Contrary to his claims of moderation, the Imam Feisal Abdul Rauf, leader of the mega-mosque initiative, is an open advocate for Sharia, and calls for restrictions on the freedom of speech in his book What's Right with Islam. He has (like CAIR) refused to denounce Hamas. He has lied about his commitment to religious dialogue. He has lied about whether the Islamic center planned for the Ground Zero site will contain a mosque or not. And he has lied about whether or not the project is getting foreign funding. He is part of a group that helped fund the jihad flotilla against Israel.
But never mind all that! He's a Sufi!
"The Muslims in the Middle," by William Dalrymple in the New York Times, August 16 (thanks to Ralph):
[...] Feisal Abdul Rauf of the Cordoba Initiative is one of America's leading thinkers of Sufism, the mystical form of Islam, which in terms of goals and outlook couldn't be farther from the violent Wahhabism of the jihadists. His videos and sermons preach love, the remembrance of God (or "zikr") and reconciliation. His slightly New Agey rhetoric makes him sound, for better or worse, like a Muslim Deepak Chopra. But in the eyes of Osama bin Laden and the Taliban, he is an infidel-loving, grave-worshiping apostate; they no doubt regard him as a legitimate target for assassination.

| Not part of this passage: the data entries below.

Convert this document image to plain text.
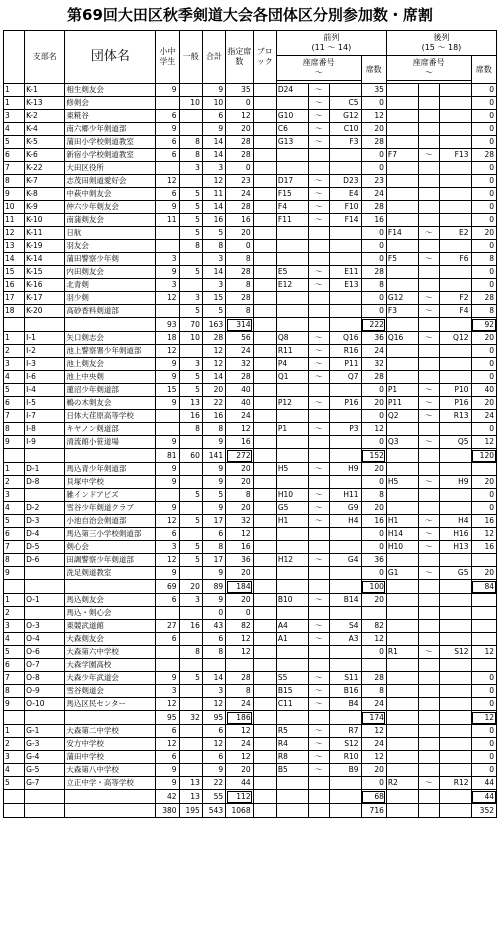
第69回大田区秋季剣道大会各団体区分別参加数・席割
	支部名	団体名	小中学生	一般	合計	指定席数	ブロック	前列
(11 ～ 14)				後列
(15 ～ 18)			
								座席番号
～			席数	座席番号
～			席数

1	K-1	相生剣友会	9		9	35		D24	～		35				0
1	K-13	修剣会		10	10	0			～	C5	0				0
3	K-2	東糀谷	6		6	12		G10	～	G12	12				0
4	K-4	南六郷少年剣道部	9		9	20		C6	～	C10	20				0
5	K-5	蒲田小学校剣道教室	6	8	14	28		G13	～	F3	28				0
6	K-6	新宿小学校剣道教室	6	8	14	28					0	F7	～	F13	28
7	K-22	大田区役所		3	3	0					0				0
8	K-7	志茂田剣道愛好会	12		12	23		D17	～	D23	23				0
9	K-8	中萩中剣友会	6	5	11	24		F15	～	E4	24				0
10	K-9	仲六少年剣友会	9	5	14	28		F4	～	F10	28				0
11	K-10	南蒲剣友会	11	5	16	16		F11	～	F14	16				0
12	K-11	日航		5	5	20					0	F14	～	E2	20
13	K-19	羽友会		8	8	0					0				0
14	K-14	蒲田警察少年剣	3		3	8					0	F5	～	F6	8
15	K-15	内田剣友会	9	5	14	28		E5	～	E11	28				0
16	K-16	北青剣	3		3	8		E12	～	E13	8				0
17	K-17	羽少剣	12	3	15	28					0	G12	～	F2	28
18	K-20	高砂香料剣道部		5	5	8					0	F3	～	F4	8
			93	70	163	314					222				92
1	I-1	矢口剣志会	18	10	28	56		Q8	～	Q16	36	Q16	～	Q12	20
2	I-2	池上警察署少年剣道部	12		12	24		R11	～	R16	24				0
3	I-3	池上剣友会	9	3	12	32		P4	～	P11	32				0
4	I-6	池上中央剣	9	5	14	28		Q1	～	Q7	28				0
5	I-4	蓮沼少年剣道部	15	5	20	40					0	P1	～	P10	40
6	I-5	鵜の木剣友会	9	13	22	40		P12	～	P16	20	P11	～	P16	20
7	I-7	日体大荏原高等学校		16	16	24					0	Q2	～	R13	24
8	I-8	キヤノン剣道部		8	8	12		P1	～	P3	12				0
9	I-9	清流館小笹道場	9		9	16					0	Q3	～	Q5	12
			81	60	141	272					152				120
1	D-1	馬込青少年剣道部	9		9	20		H5	～	H9	20				
2	D-8	貝塚中学校	9		9	20					0	H5	～	H9	20
3		雑インドアビズ		5	5	8		H10	～	H11	8				0
4	D-2	雪谷少年剣道クラブ	9		9	20		G5	～	G9	20				0
5	D-3	小池自治会剣道部	12	5	17	32		H1	～	H4	16	H1	～	H4	16
6	D-4	馬込第三小学校剣道部	6		6	12					0	H14	～	H16	12
7	D-5	剣心会	3	5	8	16					0	H10	～	H13	16
8	D-6	田調警察少年剣道部	12	5	17	36		H12	～	G4	36				
9		洗足剣道教室	9		9	20					0	G1	～	G5	20
			69	20	89	184					100				84
1	O-1	馬込剣友会	6	3	9	20		B10	～	B14	20				
2		馬込・剣心会			0	0									
3	O-3	東競武道館	27	16	43	82		A4	～	S4	82				
4	O-4	大森剣友会	6		6	12		A1	～	A3	12				
5	O-6	大森第六中学校		8	8	12					0	R1	～	S12	12
6	O-7	大森学園高校													
7	O-8	大森少年武道会	9	5	14	28		S5	～	S11	28				0
8	O-9	雪谷剣道会	3		3	8		B15	～	B16	8				0
9	O-10	馬込区民センター	12		12	24		C11	～	B4	24				0
			95	32	95	186					174				12
1	G-1	大森第二中学校	6		6	12		R5	～	R7	12				0
2	G-3	安方中学校	12		12	24		R4	～	S12	24				0
3	G-4	蒲田中学校	6		6	12		R8	～	R10	12				0
4	G-5	大森第八中学校	9		9	20		B5	～	B9	20				0
5	G-7	立正中学・高等学校	9	13	22	44					0	R2	～	R12	44
			42	13	55	112					68				44
			380	195	543	1068					716				352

Do they, now? Does William Dalrymple have any actual evidence of that, or is it just wishful thinking on his part? When Feisal Abdul Rauf goes on his State Department-sponsored tours of the Islamic world, does he have to travel with armed guards? Has he received specific threats?

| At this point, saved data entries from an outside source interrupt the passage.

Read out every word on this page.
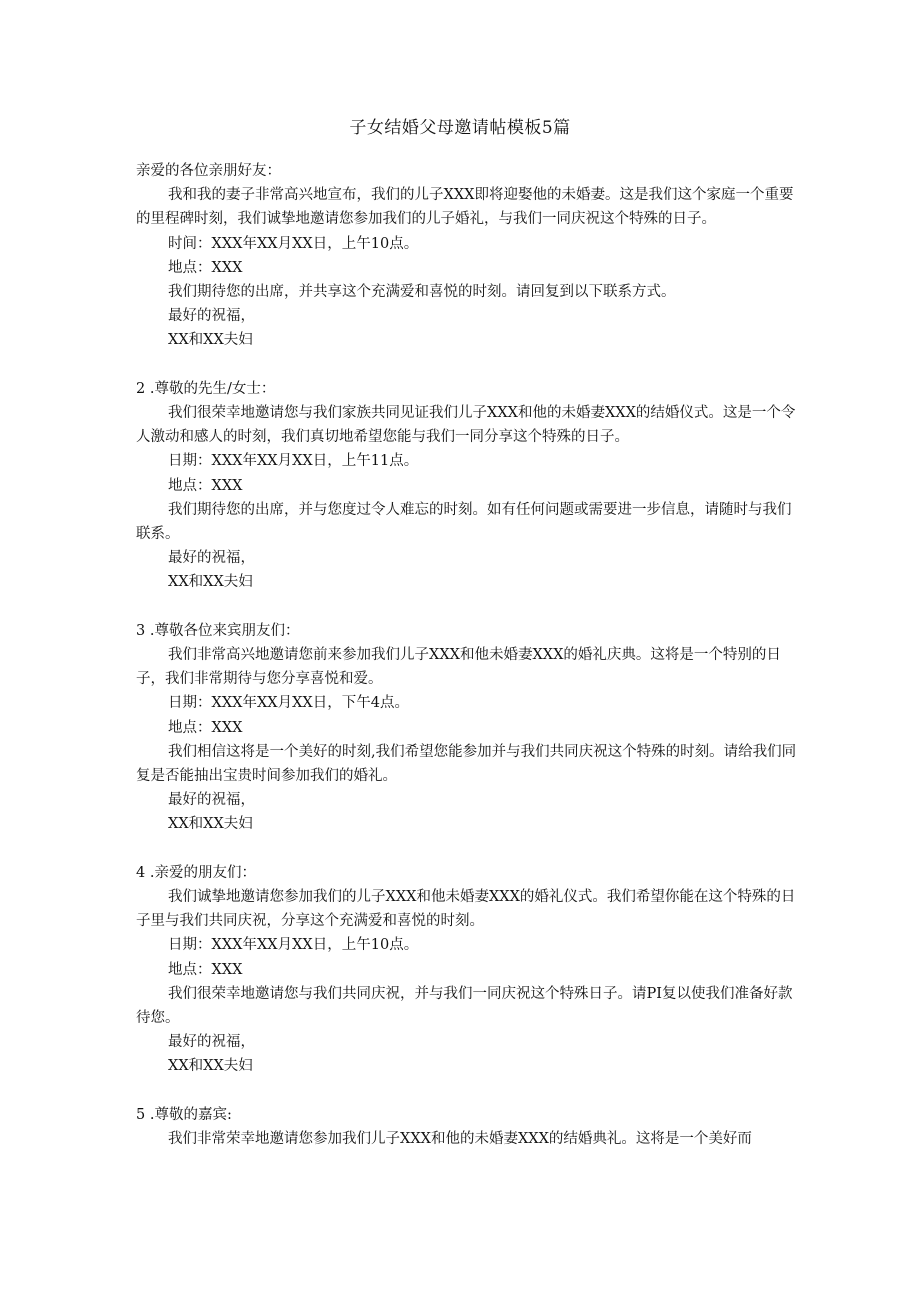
子女结婚父母邀请帖模板5篇
亲爱的各位亲朋好友：

我和我的妻子非常高兴地宣布，我们的儿子XXX即将迎娶他的未婚妻。这是我们这个家庭一个重要的里程碑时刻，我们诚挚地邀请您参加我们的儿子婚礼，与我们一同庆祝这个特殊的日子。

时间：XXX年XX月XX日，上午10点。
地点：XXX

我们期待您的出席，并共享这个充满爱和喜悦的时刻。请回复到以下联系方式。

最好的祝福，
XX和XX夫妇
2 .尊敬的先生/女士：

我们很荣幸地邀请您与我们家族共同见证我们儿子XXX和他的未婚妻XXX的结婚仪式。这是一个令人激动和感人的时刻，我们真切地希望您能与我们一同分享这个特殊的日子。

日期：XXX年XX月XX日，上午11点。
地点：XXX

我们期待您的出席，并与您度过令人难忘的时刻。如有任何问题或需要进一步信息，请随时与我们联系。

最好的祝福，
XX和XX夫妇
3 .尊敬各位来宾朋友们：

我们非常高兴地邀请您前来参加我们儿子XXX和他未婚妻XXX的婚礼庆典。这将是一个特别的日子，我们非常期待与您分享喜悦和爱。

日期：XXX年XX月XX日，下午4点。
地点：XXX

我们相信这将是一个美好的时刻,我们希望您能参加并与我们共同庆祝这个特殊的时刻。请给我们同复是否能抽出宝贵时间参加我们的婚礼。

最好的祝福，
XX和XX夫妇
4 .亲爱的朋友们：

我们诚挚地邀请您参加我们的儿子XXX和他未婚妻XXX的婚礼仪式。我们希望你能在这个特殊的日子里与我们共同庆祝，分享这个充满爱和喜悦的时刻。

日期：XXX年XX月XX日，上午10点。
地点：XXX

我们很荣幸地邀请您与我们共同庆祝，并与我们一同庆祝这个特殊日子。请PI复以使我们准备好款待您。

最好的祝福，
XX和XX夫妇
5 .尊敬的嘉宾:

我们非常荣幸地邀请您参加我们儿子XXX和他的未婚妻XXX的结婚典礼。这将是一个美好而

For such moderate, pluralistic Sufi imams are the front line against the most violent forms of Islam. In the most radical parts of the Muslim world, Sufi leaders risk their lives for their tolerant beliefs, every bit as bravely as American troops on the ground in Baghdad and Kabul do. Sufism is the most pluralistic incarnation of Islam -- accessible to the learned and the ignorant, the faithful and nonbelievers -- and is thus a uniquely valuable bridge between East and West....

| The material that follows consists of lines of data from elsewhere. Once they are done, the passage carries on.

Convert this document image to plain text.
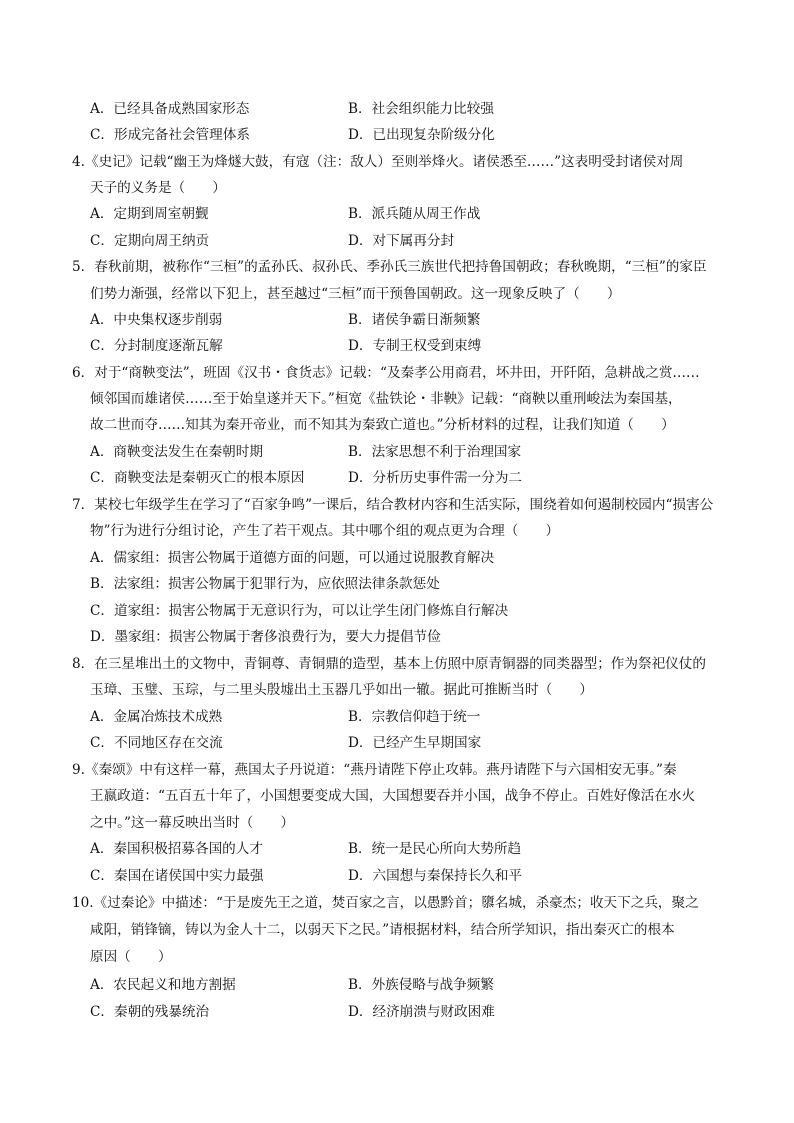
A．已经具备成熟国家形态	B．社会组织能力比较强
C．形成完备社会管理体系	D．已出现复杂阶级分化
4.《史记》记载“幽王为烽燧大鼓，有寇（注：敌人）至则举烽火。诸侯悉至……”这表明受封诸侯对周
天子的义务是（　　）
A．定期到周室朝觐	B．派兵随从周王作战
C．定期向周王纳贡	D．对下属再分封
5．春秋前期，被称作“三桓”的孟孙氏、叔孙氏、季孙氏三族世代把持鲁国朝政；春秋晚期，“三桓”的家臣
们势力渐强，经常以下犯上，甚至越过“三桓”而干预鲁国朝政。这一现象反映了（　　）
A．中央集权逐步削弱	B．诸侯争霸日渐频繁
C．分封制度逐渐瓦解	D．专制王权受到束缚
6．对于“商鞅变法”，班固《汉书・食货志》记载：“及秦孝公用商君，坏井田，开阡陌，急耕战之赏……
倾邻国而雄诸侯……至于始皇遂并天下。”桓宽《盐铁论・非鞅》记载：“商鞅以重刑峻法为秦国基，
故二世而夺……知其为秦开帝业，而不知其为秦致亡道也。”分析材料的过程，让我们知道（　　）
A．商鞅变法发生在秦朝时期	B．法家思想不利于治理国家
C．商鞅变法是秦朝灭亡的根本原因	D．分析历史事件需一分为二
7．某校七年级学生在学习了“百家争鸣”一课后，结合教材内容和生活实际，围绕着如何遏制校园内“损害公
物”行为进行分组讨论，产生了若干观点。其中哪个组的观点更为合理（　　）
A．儒家组：损害公物属于道德方面的问题，可以通过说服教育解决
B．法家组：损害公物属于犯罪行为，应依照法律条款惩处
C．道家组：损害公物属于无意识行为，可以让学生闭门修炼自行解决
D．墨家组：损害公物属于奢侈浪费行为，要大力提倡节俭
8．在三星堆出土的文物中，青铜尊、青铜鼎的造型，基本上仿照中原青铜器的同类器型；作为祭祀仪仗的
玉璋、玉璧、玉琮，与二里头殷墟出土玉器几乎如出一辙。据此可推断当时（　　）
A．金属冶炼技术成熟	B．宗教信仰趋于统一
C．不同地区存在交流	D．已经产生早期国家
9.《秦颂》中有这样一幕，燕国太子丹说道：“燕丹请陛下停止攻韩。燕丹请陛下与六国相安无事。”秦
王嬴政道：“五百五十年了，小国想要变成大国，大国想要吞并小国，战争不停止。百姓好像活在水火
之中。”这一幕反映出当时（　　）
A．秦国积极招募各国的人才	B．统一是民心所向大势所趋
C．秦国在诸侯国中实力最强	D．六国想与秦保持长久和平
10.《过秦论》中描述：“于是废先王之道，焚百家之言，以愚黔首；隳名城，杀豪杰；收天下之兵，聚之
咸阳，销锋镝，铸以为金人十二，以弱天下之民。”请根据材料，结合所学知识，指出秦灭亡的根本
原因（　　）
A．农民起义和地方割据	B．外族侵略与战争频繁
C．秦朝的残暴统治	D．经济崩溃与财政困难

In reality, Sufis from al-Ghazali to the present day have taught the necessity of jihad warfare, and have participated in that warfare. And in January 2009, Iraqi representatives of the Naqshabandi Sufi order met with Khaled Mashaal of Hamas, praised his jihad, donated jewelry to him, and boasted of their own jihad attacks against Americans in Iraq.
But never mind all that. The Sufis are peaceful!